You're a source of inspiration. And you're good advice for people who are in recovery. The country is grateful for your service in the past. And your country is very grateful for your continued service to help lift the spirits of those who've been wounded on the battlefield.
Military medicine is a model of professionalism and organization. It starts with the combat medic -- the combat medic who is on the scene, the first health care a wounded soldier receives within moments of the injury. Patients are then treated by forward surgical teams and at combat support hospitals.
I found it interesting that Walter Reed has more than 60 of its staff serving in the Iraqi theater today. You moved your great medicine from this fantastic facility to the battlefront so that our soldiers get instant, professional care.
Our wounded troops might next go to Landstuhl Medical Center in Germany, where they receive fine medical treatment before being delivered into your hands.
Our fellow citizens must understand that every stop that a soldier makes from battlefield to Walter Reed is manned by a staff trained in every skill of trauma medicine.
This morning I had a chance to visit, as I said, B.J.'s (ph) shop, which is the physical and occupational therapy facilities. Walter Reed is second to none in this kind of medicine. You are using the latest prosthetic technology to help patients overcome great challenges and resume their lives.
I know firsthand. I remember coming here a couple of months ago to pin the Purple Heart on a fellow who lost both legs and one arm.
Today I saw him walking.
What makes the story even more profound is he lost both legs and one arm, not as a citizen of the United States, but as a soldier fighting for the United States. Today I saw a citizen of the United States walking.
Americans would be surprised to learn that a grievous injury, such as the loss of a limb, no longer means forced discharge. In other words, the medical care is so good and the recovery process is so technologically advanced that people are no longer forced out of the military.
When we're talking about a forced discharge, we're talking about another age and another army. It's a new age, and this is a new army.
And today, if wounded servicemembers want to remain in uniform and can do the job, the military tries to help them stay.
This country asks a great deal of the men and women who serve our military. We're asking a lot of them, particularly in the first war of the 21st century. We put a lot of fine troops into harm's way to make this country more secure and the world more free and the world more peaceful. We ask them to face great dangers to meet a national need.
In return, we have made a commitment. We have made a commitment to the troops, and we have made a commitment to their loved ones.
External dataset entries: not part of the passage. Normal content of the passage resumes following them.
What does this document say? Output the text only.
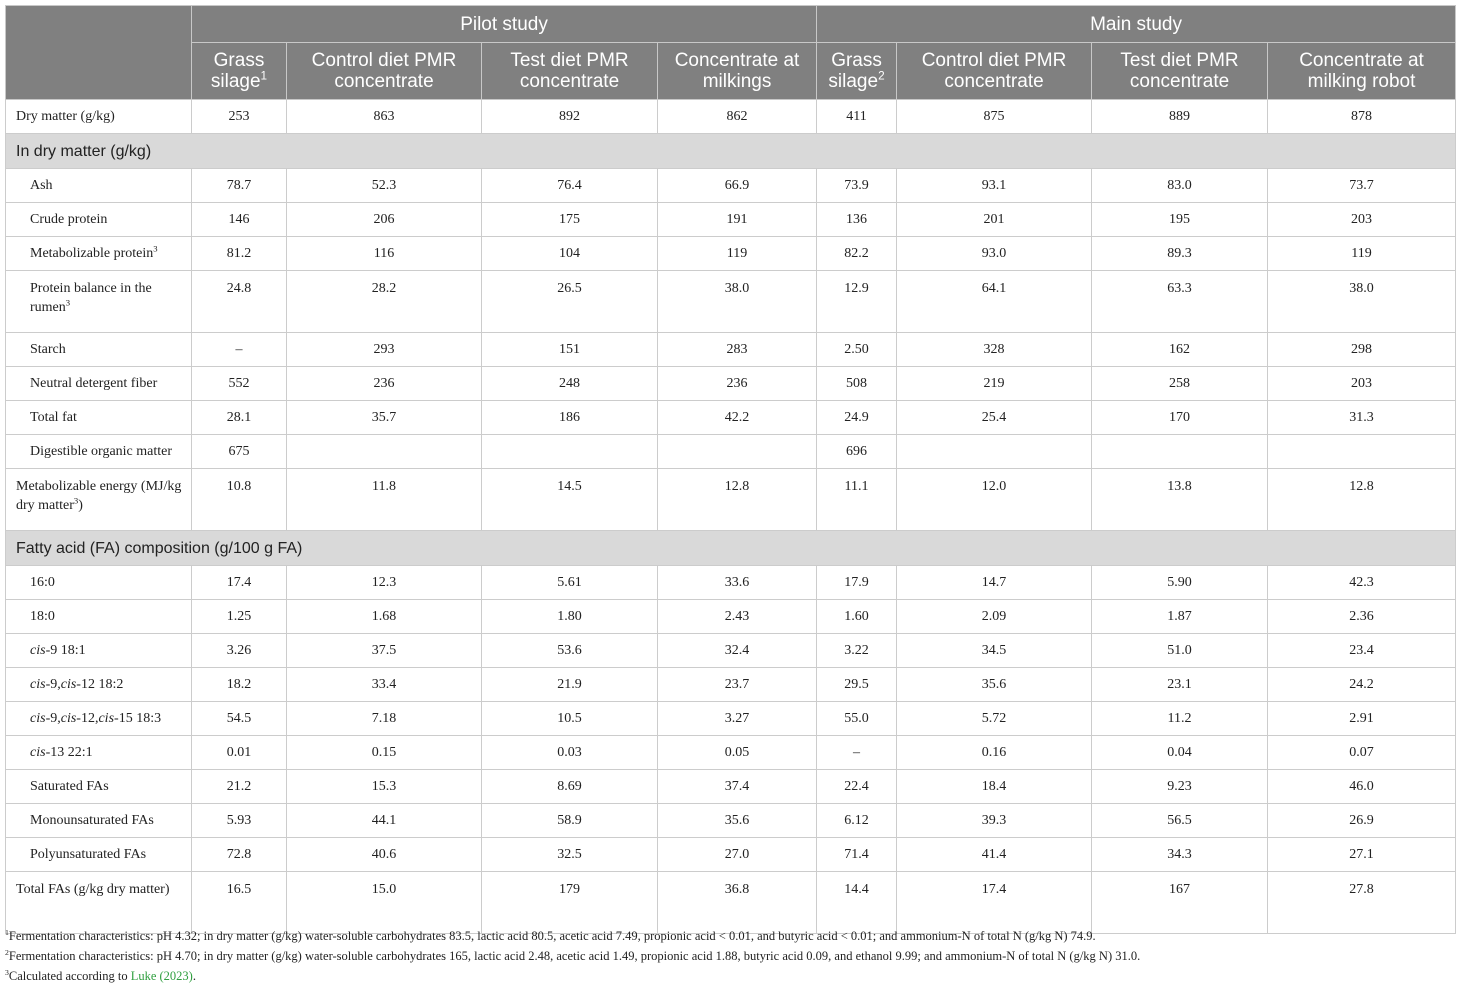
	Pilot study				Main study			
	Grass silage$^1$	Control diet PMR concentrate	Test diet PMR concentrate	Concentrate at milkings	Grass silage$^2$	Control diet PMR concentrate	Test diet PMR concentrate	Concentrate at milking robot
Dry matter (g/kg)	253	863	892	862	411	875	889	878
In dry matter (g/kg)								
Ash	78.7	52.3	76.4	66.9	73.9	93.1	83.0	73.7
Crude protein	146	206	175	191	136	201	195	203
Metabolizable protein$^3$	81.2	116	104	119	82.2	93.0	89.3	119
Protein balance in the rumen$^3$	24.8	28.2	26.5	38.0	12.9	64.1	63.3	38.0
Starch	–	293	151	283	2.50	328	162	298
Neutral detergent fiber	552	236	248	236	508	219	258	203
Total fat	28.1	35.7	186	42.2	24.9	25.4	170	31.3
Digestible organic matter	675				696			
Metabolizable energy (MJ/kg dry matter$^3$)	10.8	11.8	14.5	12.8	11.1	12.0	13.8	12.8
Fatty acid (FA) composition (g/100 g FA)								
16:0	17.4	12.3	5.61	33.6	17.9	14.7	5.90	42.3
18:0	1.25	1.68	1.80	2.43	1.60	2.09	1.87	2.36
cis-9 18:1	3.26	37.5	53.6	32.4	3.22	34.5	51.0	23.4
cis-9,cis-12 18:2	18.2	33.4	21.9	23.7	29.5	35.6	23.1	24.2
cis-9,cis-12,cis-15 18:3	54.5	7.18	10.5	3.27	55.0	5.72	11.2	2.91
cis-13 22:1	0.01	0.15	0.03	0.05	–	0.16	0.04	0.07
Saturated FAs	21.2	15.3	8.69	37.4	22.4	18.4	9.23	46.0
Monounsaturated FAs	5.93	44.1	58.9	35.6	6.12	39.3	56.5	26.9
Polyunsaturated FAs	72.8	40.6	32.5	27.0	71.4	41.4	34.3	27.1
Total FAs (g/kg dry matter)	16.5	15.0	179	36.8	14.4	17.4	167	27.8
$^1$Fermentation characteristics: pH 4.32; in dry matter (g/kg) water-soluble carbohydrates 83.5, lactic acid 80.5, acetic acid 7.49, propionic acid < 0.01, and butyric acid < 0.01; and ammonium-N of total N (g/kg N) 74.9.
$^2$Fermentation characteristics: pH 4.70; in dry matter (g/kg) water-soluble carbohydrates 165, lactic acid 2.48, acetic acid 1.49, propionic acid 1.88, butyric acid 0.09, and ethanol 9.99; and ammonium-N of total N (g/kg N) 31.0.
$^3$Calculated according to Luke (2023).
And that commitment is that we will provide excellent health care, excellent care, to anybody who is injured on the battlefield.
Here at Walter Reed, all of you are making good on that commitment. You're saving the lives of liberators. You're healing the defenders of our country. You're comforting the champions of freedom.
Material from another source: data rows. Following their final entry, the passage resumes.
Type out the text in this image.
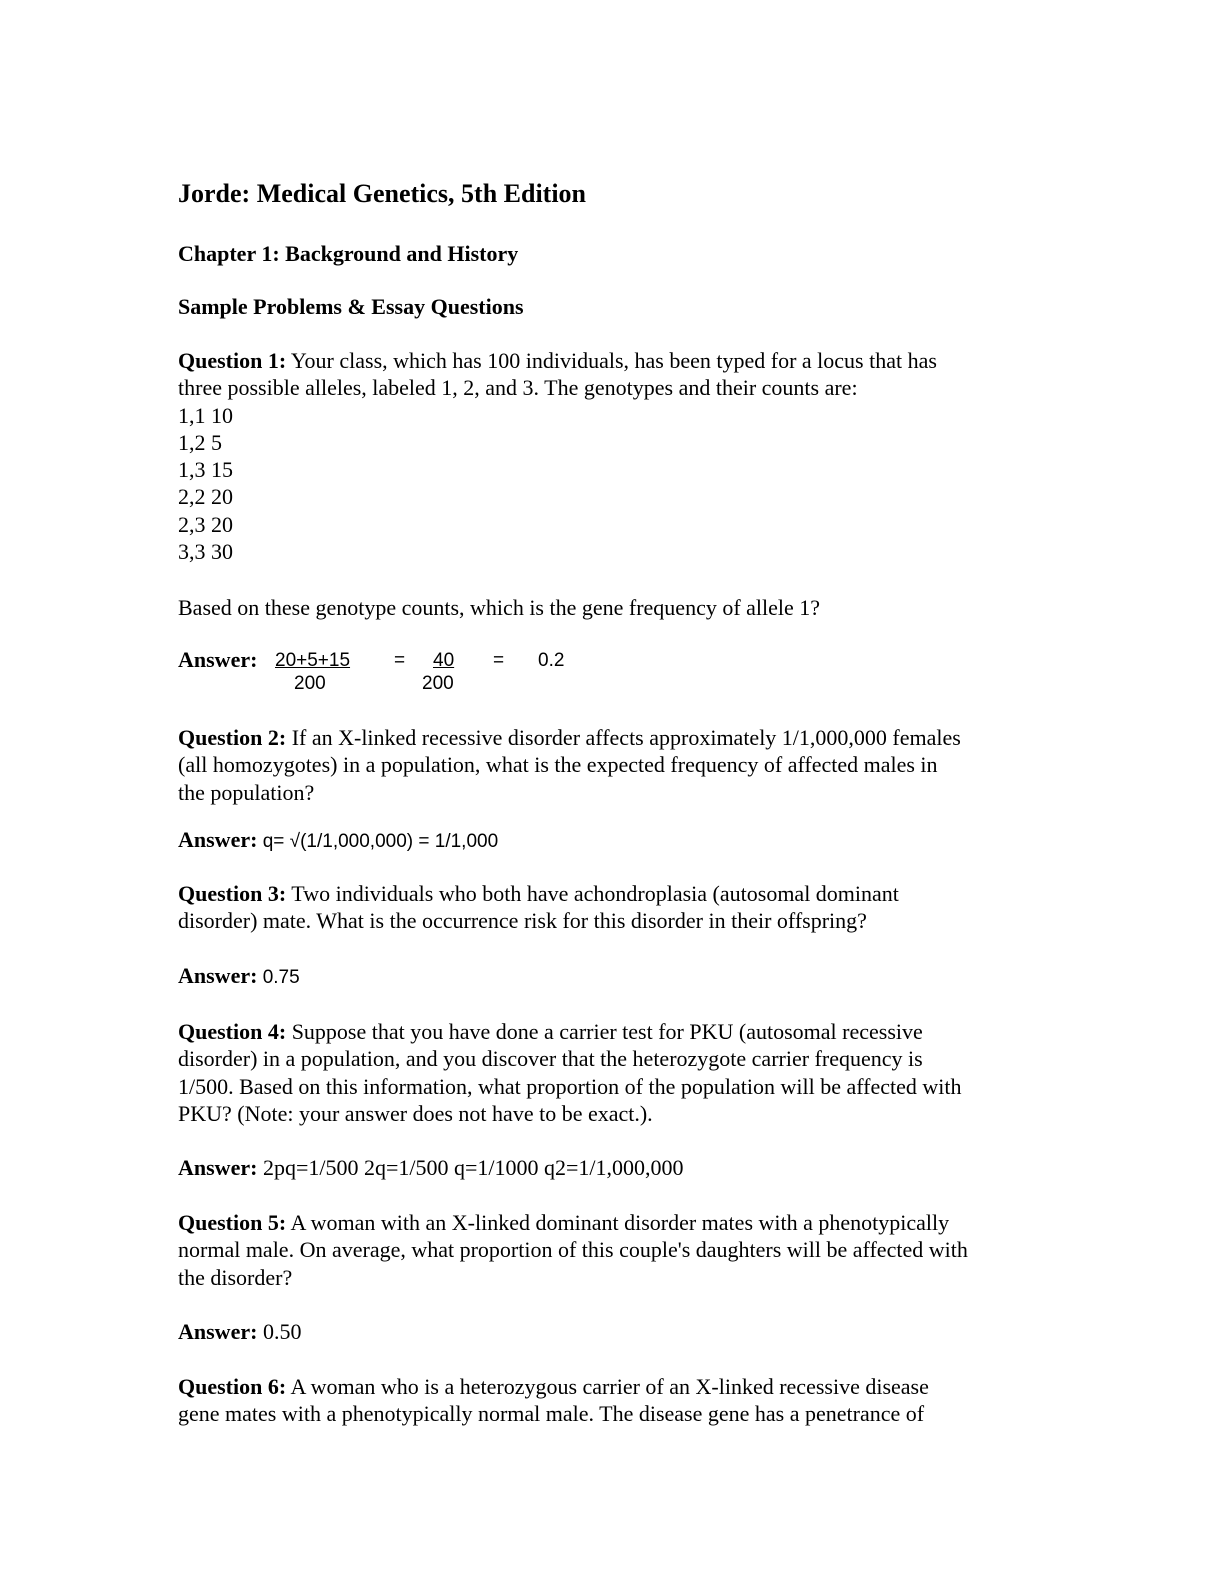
Jorde: Medical Genetics, 5th Edition
Chapter 1: Background and History
Sample Problems & Essay Questions
Question 1: Your class, which has 100 individuals, has been typed for a locus that has
three possible alleles, labeled 1, 2, and 3. The genotypes and their counts are:
1,1 10
1,2 5
1,3 15
2,2 20
2,3 20
3,3 30
Based on these genotype counts, which is the gene frequency of allele 1?
Answer: 20+5+15
200
= 40
200
= 0.2
Question 2: If an X-linked recessive disorder affects approximately 1/1,000,000 females
(all homozygotes) in a population, what is the expected frequency of affected males in
the population?
Answer: q= √(1/1,000,000) = 1/1,000
Question 3: Two individuals who both have achondroplasia (autosomal dominant
disorder) mate. What is the occurrence risk for this disorder in their offspring?
Answer: 0.75
Question 4: Suppose that you have done a carrier test for PKU (autosomal recessive
disorder) in a population, and you discover that the heterozygote carrier frequency is
1/500. Based on this information, what proportion of the population will be affected with
PKU? (Note: your answer does not have to be exact.).
Answer: 2pq=1/500 2q=1/500 q=1/1000 q2=1/1,000,000
Question 5: A woman with an X-linked dominant disorder mates with a phenotypically
normal male. On average, what proportion of this couple's daughters will be affected with
the disorder?
Answer: 0.50
Question 6: A woman who is a heterozygous carrier of an X-linked recessive disease
gene mates with a phenotypically normal male. The disease gene has a penetrance of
For that, every single person who works here has the respect and the gratitude of our entire nation.
All of you who are here today are engaged in a great cause, a noble cause, an important cause for our country and for freedom and peace.
By your good work, you're helping to protect America.
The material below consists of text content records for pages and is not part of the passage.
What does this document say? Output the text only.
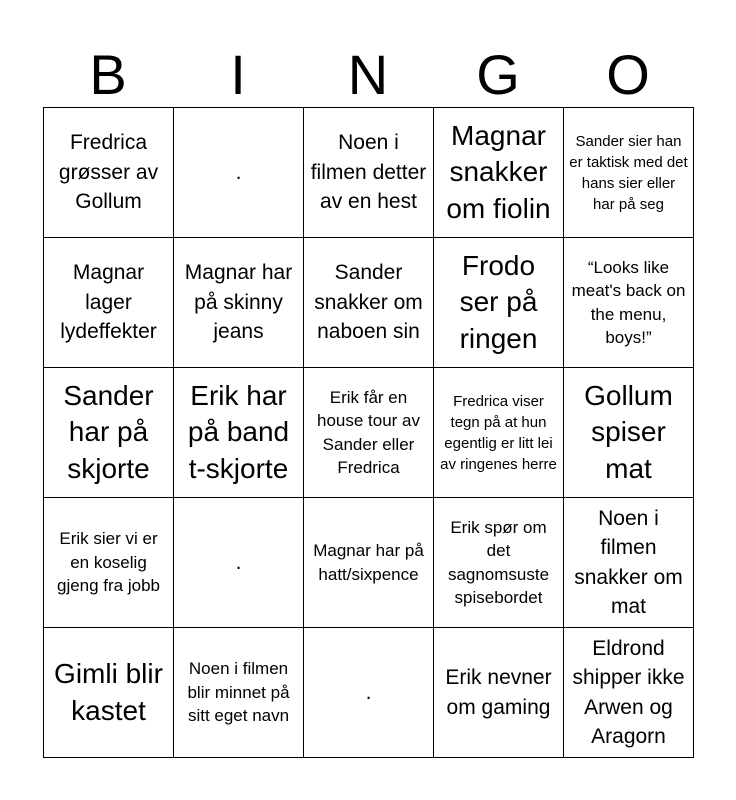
B	I	N	G	O
Fredrica grøsser av Gollum	.	Noen i filmen detter av en hest	Magnar snakker om fiolin	Sander sier han er taktisk med det hans sier eller har på seg
Magnar lager lydeffekter	Magnar har på skinny jeans	Sander snakker om naboen sin	Frodo ser på ringen	“Looks like meat's back on the menu, boys!”
Sander har på skjorte	Erik har på band t-skjorte	Erik får en house tour av Sander eller Fredrica	Fredrica viser tegn på at hun egentlig er litt lei av ringenes herre	Gollum spiser mat
Erik sier vi er en koselig gjeng fra jobb	.	Magnar har på hatt/sixpence	Erik spør om det sagnomsuste spisebordet	Noen i filmen snakker om mat
Gimli blir kastet	Noen i filmen blir minnet på sitt eget navn	.	Erik nevner om gaming	Eldrond shipper ikke Arwen og Aragorn
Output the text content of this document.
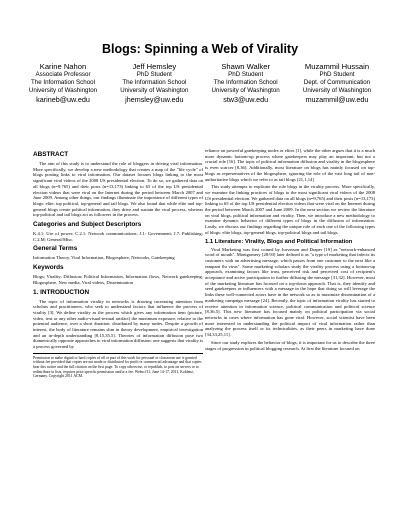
Blogs: Spinning a Web of Virality
Karine Nahon
Associate Professor
The Information School
University of Washington
karineb@uw.edu
Jeff Hemsley
PhD Student
The Information School
University of Washington
jhemsley@uw.edu
Shawn Walker
PhD Student
The Information School
University of Washington
stw3@uw.edu
Muzammil Hussain
PhD Student
Dept. of Communication
University of Washington
muzammil@uw.edu
ABSTRACT

The aim of this study is to understand the role of bloggers in driving viral information. More specifically, we develop a new methodology that creates a map of the "life cycle" of blogs posting links to viral information. Our dataset focuses blogs linking to the most significant viral videos of the 2008 US presidential election. To do so, we gathered data on all blogs (n=9,765) and their posts (n=13,173) linking to 65 of the top US presidential election videos that were viral on the Internet during the period between March 2007 and June 2009. Among other things, our findings illuminate the importance of different types of blogs: elite, top political, top-general and tail blogs. We also found that while elite and top-general blogs create political information, they drive and sustain the viral process, whereas top-political and tail blogs act as followers in the process.

Categories and Subject Descriptors

K.4.1: Use of power; C.2.1: Network communications; J.1: Government; J.7: Publishing; C.2.M: General/Misc.

General Terms

Information Theory, Viral Information, Blogosphere, Networks, Gatekeeping

Keywords

Blogs; Virality; Diffusion; Political Information, Information flows, Network gatekeeping, Blogosphere, New media, Viral videos, Dissemination

1. INTRODUCTION

The topic of information virality in networks is drawing increasing attention from scholars and practitioners, who seek to understand factors that influence the process of virality [3]. We define virality as the process which gives any information item (picture, video, text or any other audio-visual-textual artifact) the maximum exposure, relative to the potential audience, over a short duration, distributed by many nodes. Despite a growth of interest, the body of literature remains slim in theory development, empirical investigation and an in-depth understanding [8,15,35,5]. Theories of information diffusion pose two diametrically opposite approaches to viral information diffusion: one suggests that virality is a process governed by

Permission to make digital or hard copies of all or part of this work for personal or classroom use is granted without fee provided that copies are not made or distributed for profit or commercial advantage and that copies bear this notice and the full citation on the first page. To copy otherwise, or republish, to post on servers or to redistribute to lists, requires prior specific permission and/or a fee. Websci'11, June 14-17, 2011, Koblenz, Germany. Copyright 2011 ACM.

reliance on powerful gatekeeping nodes or elites [1], while the other argues that it is a much more dynamic bottom-up process where gatekeepers may play an important, but not a crucial role [16]. The topic of political information diffusion and virality in the blogosphere is even scarcer [8,36]. Additionally, most literature on blogs has mainly focused on top-blogs as representatives of the blogosphere, ignoring the role of the vast long tail of non-authoritative blogs which we refer to as tail blogs [21,1,14].

This study attempts to explicate the role blogs in the virality process. More specifically, we examine the linking practices of blogs to the most significant viral videos of the 2008 US presidential election. We gathered data on all blogs (n=9,765) and their posts (n=13,173) linking to 65 of the top US presidential election videos that were viral on the Internet during the period between March 2007 and June 2009. In the next section we review the literature on viral blogs, political information and virality. Then, we introduce a new methodology to examine dynamic behavior of different types of blogs in the diffusion of information. Lastly, we discuss our findings regarding the unique role of each one of the following types of blogs: elite blogs, top-general blogs, top-political blogs and tail blogs.

1.1 Literature: Virality, Blogs and Political Information

Viral Marketing was first coined by Jurvetson and Draper [19] as "network-enhanced word of mouth". Montgomery [28:93] later defined it as "a type of marketing that infects its customers with an advertising message, which passes from one customer to the next like a rampant flu virus". Some marketing scholars study the virality process using a bottom-up approach, examining factors like trust, perceived risk and perceived cost of recipient's acceptance and active participation in further diffusing the message [31,32]. However, most of the marketing literature has focused on a top-down approach. That is, they identify and seed gatekeepers or influencers with a message in the hope that doing so will leverage the links these well-connected actors have in the network so as to maximize dissemination of a marketing campaign message [24]. Recently, the topic of information virality has started to receive attention in information science, political communication and political science [8,36,5]. This new literature has focused mainly on political participation via social networks in cases where information has gone viral. However, social scientist have been more interested in understanding the political impact of viral information rather than analyzing the process itself or its technicalities, as their peers in marketing have done [34,33,25,11].

Since our study explores the behavior of blogs, it is important for us to describe the three stages of progression in political blogging research. At first the literature focused on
And for that, your commander in chief says God bless and thank you.
BLITZER: The president of the United States over at the Walter Reed Army Medical Center here in the nation's capital. He went there earlier to get an MRI on his knees. He's been jogging a lot. No word yet on how that MRI tested, what the results are going to be. I'm sure we'll get all of those indications shortly. But the president used the opportunity also to meet with medical personnel, to meet with wounded soldiers who have been getting treatment. You see the first lady there with him. They'll be going back to the White House from the Walter Reed Army Medical Center.
The president praising the medical, the military medical capabilities at Walter Reed and other military hospitals around the United States, indeed, around the world. An emotional appearance by the president at this U.S. Army hospital. The subject, of course, involved Iraq.